De fato, em agosto de 2002, o STF decidiu pela constitucionalidade do artigo 27, incisos I e II, da Lei 9.074. O dispositivo permite a outorga de novas concessões ou a prorrogação de concessões em caso de privatização. A opção, portanto, pela desestatização já é uma solução jurídica, com jurisprudência firmada pela corte suprema do país, para a renovação dos contratos de concessão que vão vencer nos próximos anos.
O governador José Serra fez inúmeras viagens a Brasília para tratar do assunto com o governo, que, justiça seja feita, sempre o atendeu muito bem, mas não nesse pleito. E a razão da negativa parece ser uma só: o viés estatizante da administração Lula.
Numa visão insuspeita do tema, Kelman diz, em seu livro, que, mesmo que aceitasse a privatização, o governo teria dificuldade em explicar, à sociedade, o porquê de beneficiar os acionistas da Cesp. "Por que a venda ou uso de ativos já amortizados, graças aos pagamentos realizados por consumidores espalhados por todo o território nacional, iria beneficiar apenas os acionistas e, por meio dos respectivos tesouros estaduais, apenas os paulistas e os mineiros (referindo-se ao caso da Cemig, que em 2005 solicitou a prorrogação de algumas de suas usinas)?", indaga Kelman, que, depois de cumprir quarentena, se associou à BR-Investimentos, empresa do economista Paulo Guedes, para criar e pilotar um fundo de investimentos especializado em energia e água.
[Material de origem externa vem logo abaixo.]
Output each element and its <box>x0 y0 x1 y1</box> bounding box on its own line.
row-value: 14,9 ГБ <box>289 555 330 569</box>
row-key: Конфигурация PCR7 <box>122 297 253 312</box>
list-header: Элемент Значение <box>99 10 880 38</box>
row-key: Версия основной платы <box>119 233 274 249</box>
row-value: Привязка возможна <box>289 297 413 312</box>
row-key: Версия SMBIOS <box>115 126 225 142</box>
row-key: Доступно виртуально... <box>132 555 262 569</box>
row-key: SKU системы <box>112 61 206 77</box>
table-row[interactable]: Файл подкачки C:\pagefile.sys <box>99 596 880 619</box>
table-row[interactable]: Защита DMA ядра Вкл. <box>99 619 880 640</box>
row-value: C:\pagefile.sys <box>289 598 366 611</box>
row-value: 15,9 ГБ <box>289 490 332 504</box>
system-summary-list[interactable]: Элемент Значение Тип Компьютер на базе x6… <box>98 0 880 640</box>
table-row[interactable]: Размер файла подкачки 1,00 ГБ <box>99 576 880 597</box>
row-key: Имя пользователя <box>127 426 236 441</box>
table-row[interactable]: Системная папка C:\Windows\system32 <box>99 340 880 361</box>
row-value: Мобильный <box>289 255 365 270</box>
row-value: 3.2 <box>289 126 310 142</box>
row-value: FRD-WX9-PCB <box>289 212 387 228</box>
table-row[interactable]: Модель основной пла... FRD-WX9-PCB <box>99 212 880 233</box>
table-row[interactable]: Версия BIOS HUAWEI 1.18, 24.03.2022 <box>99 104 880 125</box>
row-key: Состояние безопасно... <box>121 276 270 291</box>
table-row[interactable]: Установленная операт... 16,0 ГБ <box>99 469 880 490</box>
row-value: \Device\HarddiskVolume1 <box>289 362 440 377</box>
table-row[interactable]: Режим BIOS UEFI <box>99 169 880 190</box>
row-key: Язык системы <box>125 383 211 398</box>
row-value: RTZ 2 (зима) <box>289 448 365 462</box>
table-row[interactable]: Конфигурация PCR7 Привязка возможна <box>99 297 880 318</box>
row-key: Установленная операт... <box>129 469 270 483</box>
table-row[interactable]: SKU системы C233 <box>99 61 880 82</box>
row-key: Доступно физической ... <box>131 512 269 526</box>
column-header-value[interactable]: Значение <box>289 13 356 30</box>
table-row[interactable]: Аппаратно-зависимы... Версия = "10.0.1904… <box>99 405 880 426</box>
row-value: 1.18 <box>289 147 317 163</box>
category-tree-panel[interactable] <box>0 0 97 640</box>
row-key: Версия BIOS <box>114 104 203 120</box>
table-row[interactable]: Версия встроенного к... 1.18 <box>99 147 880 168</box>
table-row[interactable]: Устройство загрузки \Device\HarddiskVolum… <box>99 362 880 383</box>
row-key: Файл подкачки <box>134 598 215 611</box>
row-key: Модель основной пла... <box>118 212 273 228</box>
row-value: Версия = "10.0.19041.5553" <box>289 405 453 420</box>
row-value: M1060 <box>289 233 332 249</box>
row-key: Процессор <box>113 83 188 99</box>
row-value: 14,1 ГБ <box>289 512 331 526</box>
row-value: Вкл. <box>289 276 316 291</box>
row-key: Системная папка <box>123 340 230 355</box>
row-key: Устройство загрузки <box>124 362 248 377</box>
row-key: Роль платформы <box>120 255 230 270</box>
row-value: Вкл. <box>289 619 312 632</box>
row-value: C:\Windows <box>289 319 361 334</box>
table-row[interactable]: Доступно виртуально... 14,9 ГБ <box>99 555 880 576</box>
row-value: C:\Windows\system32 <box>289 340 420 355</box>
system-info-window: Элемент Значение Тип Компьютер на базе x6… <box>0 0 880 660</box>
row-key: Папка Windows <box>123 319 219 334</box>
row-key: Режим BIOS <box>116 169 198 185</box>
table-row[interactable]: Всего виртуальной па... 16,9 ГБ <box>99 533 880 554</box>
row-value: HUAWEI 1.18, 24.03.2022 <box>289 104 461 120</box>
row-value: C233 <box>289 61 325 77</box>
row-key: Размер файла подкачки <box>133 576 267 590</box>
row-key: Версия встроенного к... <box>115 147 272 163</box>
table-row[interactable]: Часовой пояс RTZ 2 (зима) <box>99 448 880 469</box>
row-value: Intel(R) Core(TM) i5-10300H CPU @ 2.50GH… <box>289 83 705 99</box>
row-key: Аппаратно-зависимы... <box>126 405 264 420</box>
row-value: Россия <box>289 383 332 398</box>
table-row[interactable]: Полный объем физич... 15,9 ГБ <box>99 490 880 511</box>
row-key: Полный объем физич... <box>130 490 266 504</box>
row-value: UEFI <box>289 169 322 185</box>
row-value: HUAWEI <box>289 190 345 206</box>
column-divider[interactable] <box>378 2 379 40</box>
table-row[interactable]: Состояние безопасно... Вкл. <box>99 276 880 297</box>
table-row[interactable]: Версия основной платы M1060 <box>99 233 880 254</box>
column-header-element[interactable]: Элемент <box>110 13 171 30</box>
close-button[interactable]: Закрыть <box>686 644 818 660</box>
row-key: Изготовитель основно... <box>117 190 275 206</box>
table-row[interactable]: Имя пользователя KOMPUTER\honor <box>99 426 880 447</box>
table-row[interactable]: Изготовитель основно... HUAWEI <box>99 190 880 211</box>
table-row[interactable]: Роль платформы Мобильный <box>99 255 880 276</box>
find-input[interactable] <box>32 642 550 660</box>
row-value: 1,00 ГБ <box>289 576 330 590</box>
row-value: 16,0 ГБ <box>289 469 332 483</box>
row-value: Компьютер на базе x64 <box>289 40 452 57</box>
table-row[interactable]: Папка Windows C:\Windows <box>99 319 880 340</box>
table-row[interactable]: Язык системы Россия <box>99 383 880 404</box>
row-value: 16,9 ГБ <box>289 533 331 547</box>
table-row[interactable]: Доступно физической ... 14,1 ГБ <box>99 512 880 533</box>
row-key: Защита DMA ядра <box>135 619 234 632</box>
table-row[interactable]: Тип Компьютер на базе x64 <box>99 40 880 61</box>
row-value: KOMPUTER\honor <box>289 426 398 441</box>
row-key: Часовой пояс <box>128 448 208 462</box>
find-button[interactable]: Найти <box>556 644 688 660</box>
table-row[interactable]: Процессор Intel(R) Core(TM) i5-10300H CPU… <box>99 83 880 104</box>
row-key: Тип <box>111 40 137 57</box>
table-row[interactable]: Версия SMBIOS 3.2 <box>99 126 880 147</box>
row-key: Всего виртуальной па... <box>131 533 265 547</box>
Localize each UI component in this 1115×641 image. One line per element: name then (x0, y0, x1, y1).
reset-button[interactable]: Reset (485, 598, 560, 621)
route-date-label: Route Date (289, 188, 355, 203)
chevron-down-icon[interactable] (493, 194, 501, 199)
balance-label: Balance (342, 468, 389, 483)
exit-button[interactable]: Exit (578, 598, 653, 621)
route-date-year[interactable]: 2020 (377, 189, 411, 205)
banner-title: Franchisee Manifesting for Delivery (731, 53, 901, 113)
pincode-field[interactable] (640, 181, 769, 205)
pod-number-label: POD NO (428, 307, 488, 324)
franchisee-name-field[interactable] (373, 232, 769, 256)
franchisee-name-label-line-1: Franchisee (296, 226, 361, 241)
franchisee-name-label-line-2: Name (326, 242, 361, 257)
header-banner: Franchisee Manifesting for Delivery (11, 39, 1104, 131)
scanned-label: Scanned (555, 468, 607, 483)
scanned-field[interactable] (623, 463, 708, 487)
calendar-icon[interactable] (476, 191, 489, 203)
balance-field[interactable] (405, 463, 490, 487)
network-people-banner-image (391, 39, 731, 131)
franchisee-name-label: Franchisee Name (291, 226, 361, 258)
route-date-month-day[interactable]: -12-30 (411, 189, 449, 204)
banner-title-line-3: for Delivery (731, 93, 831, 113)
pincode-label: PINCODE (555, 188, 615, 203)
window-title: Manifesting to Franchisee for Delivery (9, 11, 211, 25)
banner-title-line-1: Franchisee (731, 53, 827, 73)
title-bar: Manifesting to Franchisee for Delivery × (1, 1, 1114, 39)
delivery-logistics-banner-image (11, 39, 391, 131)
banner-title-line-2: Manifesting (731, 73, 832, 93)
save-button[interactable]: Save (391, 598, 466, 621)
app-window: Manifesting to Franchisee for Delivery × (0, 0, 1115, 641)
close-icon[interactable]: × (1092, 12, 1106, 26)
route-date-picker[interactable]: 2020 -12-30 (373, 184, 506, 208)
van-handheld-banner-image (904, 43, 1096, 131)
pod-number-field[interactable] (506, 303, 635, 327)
O tema é, de fato, complexo. No caso das estatais, a privatização, como se viu, é uma saída. No de empresas de energia cujos ativos já tenham sido amortizados ao fim do contrato, a princípio é mais fácil resolver o problema. Concluído o prazo da concessão, promove-se nova licitação e ponto final. Na hipótese das usinas com ativos não depreciados ao término do contrato, há como indenizar os detentores das concessões com recursos da Reserva Geral de Reversão (RGR), um fundo formado com recursos pagos pelos consumidores via tarifa, e promover nova licitação. Uma alternativa seria prorrogar o contrato pelo período necessário à amortização total do investimento.
A dificuldade é saber, com razoável grau de certeza, se os investimentos feitos pelos concessionários públicos ou privados foram amortizados e, no caso dos que não foram, em que medida. Além disso, é preciso levantar o valor das despesas operacionais e de manutenção das usinas. Somente a partir daí o governo tem como calcular a tarifa de energia que pretende impor às concessionárias nos novos contratos, de forma a assegurar que eles sejam lucrativos e ao mesmo tempo beneficiem os consumidores. O trabalho é hercúleo e o que se discute, no governo, é a possibilidade de a Aneel promover uma auditoria nas hidrelétricas.
Uma decisão é urgente. Em 2012 e 2013, expiram contratos de venda de "energia velha" das geradoras para as distribuidoras. Novos acordos serão negociados e, para tanto, é preciso resolver o impasse das concessões que perderão validade.